Я поднимаюсь к себе в кабинет. Мой инспектор и Альфредо действительно там. Они молча курят, сидя по разные стороны моего стола.
При моем появлении поднимается один Матиа. Он указывает мне на своего визави легким кивком. И все. Мой рыжий помощник не любит трепотни. Он действует, и его поступки говорят за него.
Я кивком здороваюсь с Альфредо и сажусь напротив него, а Матиа взглядом спрашивает меня, уйти ему или остаться.
Я делаю ему знак остаться, тогда он берет стул и садится на него верхом. Короткая пауза, чтобы дать капитанам обеих команд собраться.
Альфредо идет в атаку первым (это добрый знак):
— Ну и?
Видели бы вы, прекрасные дамы, вашего Сан-Антонио в этот момент, от пяток до умного лба. На его лице беспощадное выражение в стиле “Моя месть будет ужасна”.
Я втыкаю суровый взгляд в его зенки, чтобы узнать, кто первым сломается. Не могу сказать, сколько времени длится поединок, но — наконец — победа! Крутой парень отводит моргалы и ворчит:
— Ну ладно, объясните! — Хочешь, чтобы я тебе все разрисовал в деталях? Альфредо не какой- нибудь фраер, и в жилах у него течет не томатный сок.
— Послушайте, господин комиссар, я ни хрена не понимаю в ваших шутках. Если у вас на меня что- то есть, так сразу и скажите.

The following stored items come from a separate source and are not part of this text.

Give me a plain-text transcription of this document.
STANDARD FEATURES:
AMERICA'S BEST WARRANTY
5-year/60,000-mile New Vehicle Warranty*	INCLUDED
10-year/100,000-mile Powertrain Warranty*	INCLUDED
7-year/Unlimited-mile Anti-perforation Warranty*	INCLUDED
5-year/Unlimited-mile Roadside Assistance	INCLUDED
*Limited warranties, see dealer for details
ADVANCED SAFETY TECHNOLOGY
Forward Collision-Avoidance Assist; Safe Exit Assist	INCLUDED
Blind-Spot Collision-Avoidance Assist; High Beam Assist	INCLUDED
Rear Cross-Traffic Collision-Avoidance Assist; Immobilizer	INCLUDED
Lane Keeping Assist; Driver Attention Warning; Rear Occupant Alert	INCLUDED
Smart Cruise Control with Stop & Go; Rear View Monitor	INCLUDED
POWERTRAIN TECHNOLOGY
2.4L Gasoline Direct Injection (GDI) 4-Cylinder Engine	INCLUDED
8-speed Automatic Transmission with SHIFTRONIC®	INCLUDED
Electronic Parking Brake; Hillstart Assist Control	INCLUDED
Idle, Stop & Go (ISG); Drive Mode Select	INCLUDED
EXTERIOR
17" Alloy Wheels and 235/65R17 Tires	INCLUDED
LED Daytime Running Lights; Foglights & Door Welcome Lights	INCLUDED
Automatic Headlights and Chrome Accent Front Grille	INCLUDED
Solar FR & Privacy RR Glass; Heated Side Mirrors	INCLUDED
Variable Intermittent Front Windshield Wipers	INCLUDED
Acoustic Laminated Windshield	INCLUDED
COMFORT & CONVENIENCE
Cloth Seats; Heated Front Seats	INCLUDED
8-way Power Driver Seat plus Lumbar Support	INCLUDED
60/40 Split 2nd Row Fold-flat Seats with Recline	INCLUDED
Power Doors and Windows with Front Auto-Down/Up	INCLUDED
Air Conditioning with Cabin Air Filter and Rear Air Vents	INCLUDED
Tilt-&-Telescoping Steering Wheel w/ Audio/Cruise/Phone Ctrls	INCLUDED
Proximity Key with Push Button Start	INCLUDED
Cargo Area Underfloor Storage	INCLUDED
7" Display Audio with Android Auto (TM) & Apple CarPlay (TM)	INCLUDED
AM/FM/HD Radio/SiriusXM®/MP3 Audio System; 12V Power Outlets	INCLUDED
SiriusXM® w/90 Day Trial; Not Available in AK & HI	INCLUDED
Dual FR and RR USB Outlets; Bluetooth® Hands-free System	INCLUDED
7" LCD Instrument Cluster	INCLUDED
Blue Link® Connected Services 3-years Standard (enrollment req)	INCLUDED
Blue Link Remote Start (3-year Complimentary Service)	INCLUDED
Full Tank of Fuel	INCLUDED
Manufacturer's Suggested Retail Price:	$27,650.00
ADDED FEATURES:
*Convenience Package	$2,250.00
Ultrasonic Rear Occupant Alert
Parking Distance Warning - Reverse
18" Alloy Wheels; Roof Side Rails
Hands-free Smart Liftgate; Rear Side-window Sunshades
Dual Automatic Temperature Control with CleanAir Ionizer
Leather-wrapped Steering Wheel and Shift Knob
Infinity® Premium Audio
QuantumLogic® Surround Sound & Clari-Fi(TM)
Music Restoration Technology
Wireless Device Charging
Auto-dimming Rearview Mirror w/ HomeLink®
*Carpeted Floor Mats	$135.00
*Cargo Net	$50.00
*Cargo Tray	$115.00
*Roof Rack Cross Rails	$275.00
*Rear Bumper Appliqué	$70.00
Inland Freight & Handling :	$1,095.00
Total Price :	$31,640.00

— Не строй из себя невинного младенца, Альфредо. Это не облегчит твое дело. Он бледнеет и кричит:
— Какое еще дело?
— Ты влип в такое дерьмо, дружок, что тебе не только не отмыться, но ты можешь в нем и утонуть.
Он в ярости вскакивает. Я слегка киваю Матиа, и мой рыжий отвешивает ему такой удар в морду, который привел бы в восторг всех болельщиков бокса.
— Спокойнее, господа, — по-отечески отчитываю я их. Альфредо массирует челюсть, выпучив побелевшие глаза.
— Я протестую! — с трудом выговаривает он.
— Ну что ж, мы постараемся найти точки соприкосновения.
Я щелкаю пальцами.
— Для начала маленькая поучительная прогулка. Надень на него браслеты, Матиа.
— Не имеете права! — мрачно уверяет Альфред о.
— Преимущество сильных людей в том, что они могут присваивать себе те права, которых не имеют, — философствую я, — а когда они их присвоили, эти права уже ихние, сечешь?
Обескураженный, он смотрит на меня недоверчивым взглядом и бормочет:
— Не знаю, что на вас нашло, комиссар, но знаю, что вы идете неверным путем!
— Мы пройдем по этому пути вместе, так что беда уменьшится вдвое. Ну-ка, быстро, поехали.